Like it or not, you’re a brand. And you need to identify the qualities you want to convey. Start by thinking about some key attributes you want associated with your writing. Do you want to sound academic, or should reading your copy feel like we’re catching up over your kitchen table? Are you buttoned up, or is your style more laid-back?

Jot down how you want readers to perceive you, and then hold yourself and your writing to those qualities.

3. Find your fire.

In college, I wrote a weekly column for my student newspaper. When it was first assigned to me, I seriously struggled. I had this newfound freedom to write about whatever I wanted!
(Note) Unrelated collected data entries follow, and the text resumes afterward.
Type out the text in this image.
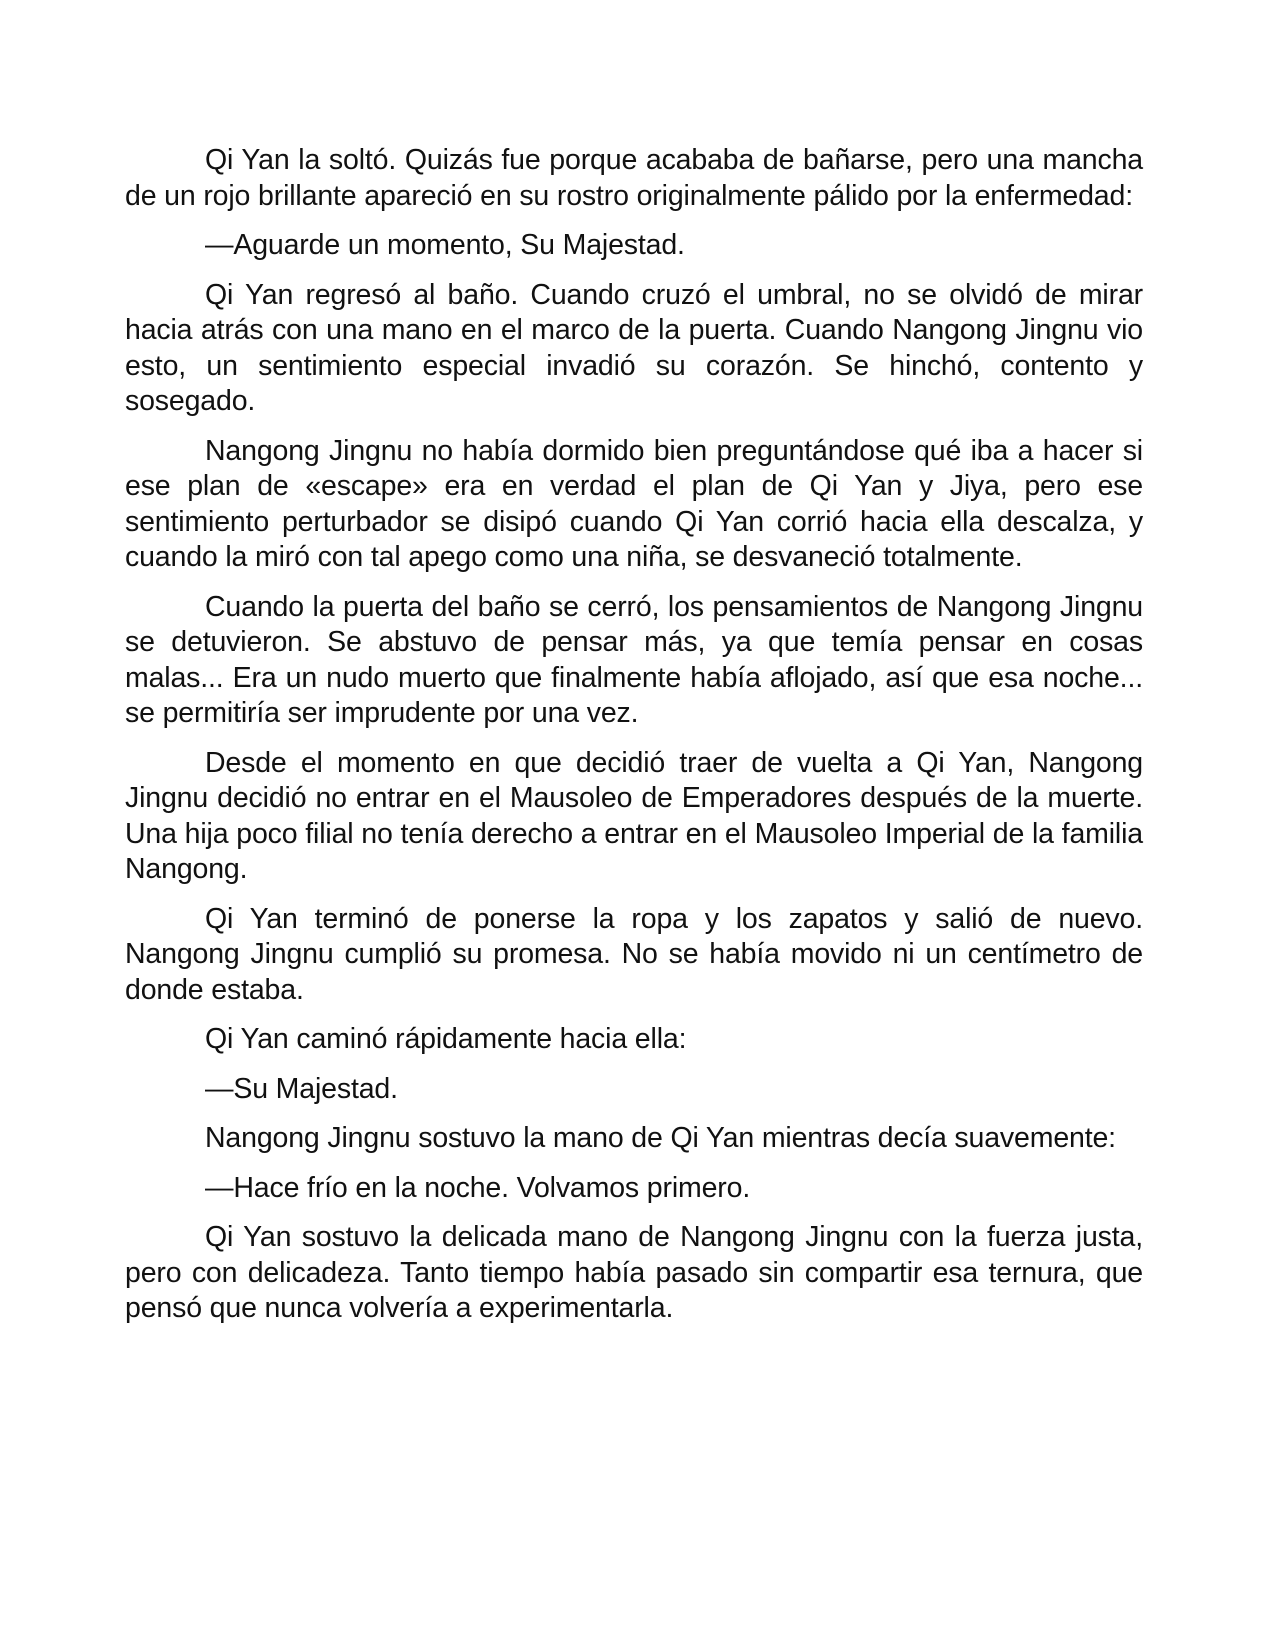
Qi Yan la soltó. Quizás fue porque acababa de bañarse, pero una mancha de un rojo brillante apareció en su rostro originalmente pálido por la enfermedad:

—Aguarde un momento, Su Majestad.

Qi Yan regresó al baño. Cuando cruzó el umbral, no se olvidó de mirar hacia atrás con una mano en el marco de la puerta. Cuando Nangong Jingnu vio esto, un sentimiento especial invadió su corazón. Se hinchó, contento y sosegado.

Nangong Jingnu no había dormido bien preguntándose qué iba a hacer si ese plan de «escape» era en verdad el plan de Qi Yan y Jiya, pero ese sentimiento perturbador se disipó cuando Qi Yan corrió hacia ella descalza, y cuando la miró con tal apego como una niña, se desvaneció totalmente.

Cuando la puerta del baño se cerró, los pensamientos de Nangong Jingnu se detuvieron. Se abstuvo de pensar más, ya que temía pensar en cosas malas... Era un nudo muerto que finalmente había aflojado, así que esa noche... se permitiría ser imprudente por una vez.

Desde el momento en que decidió traer de vuelta a Qi Yan, Nangong Jingnu decidió no entrar en el Mausoleo de Emperadores después de la muerte. Una hija poco filial no tenía derecho a entrar en el Mausoleo Imperial de la familia Nangong.

Qi Yan terminó de ponerse la ropa y los zapatos y salió de nuevo. Nangong Jingnu cumplió su promesa. No se había movido ni un centímetro de donde estaba.

Qi Yan caminó rápidamente hacia ella:

—Su Majestad.

Nangong Jingnu sostuvo la mano de Qi Yan mientras decía suavemente:

—Hace frío en la noche. Volvamos primero.

Qi Yan sostuvo la delicada mano de Nangong Jingnu con la fuerza justa, pero con delicadeza. Tanto tiempo había pasado sin compartir esa ternura, que pensó que nunca volvería a experimentarla.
In whatever style I wanted!

But I was totally lost on how to do it. I kept trying to apply an unbiased, journalistic voice to my writing (the same one I wrote my five paragraph essays in), mainly because I didn’t know any other way to write. And it just. didn’t. work.

Every week, I’d try to contain my real voice, keep it closeted away and out of my content. And the more I did, the more I hated that damn column. Until one week, when a topic had me really heated. I was so up in arms that I sat down at my laptop and spent a solid hour typing exactly what was in my head on that subject.

The closet door busted open and my voice – my raw, unfiltered, really real voice – came bounding out. That was the first week where my column actually resonated with people. I know because I had students coming up to me in the cafeteria and in between classes to talk about what I wrote.

Later on, my editor at that paper helped me identify what made the column work.

“It reads like how you sound,” she said. “It’s like we’re sitting across from each other having a cup of coffee. And that’s what people want! They want to connect with the real you.”

However you go about establishing your own voice and letting it shine in your writing, this is what it really boils down to: A strong voice isn’t boring. A strong voice has personality and reflects your passion. It exudes that “something different” that makes your reader feel things, makes them think, and – above all else – makes them want to keep reading.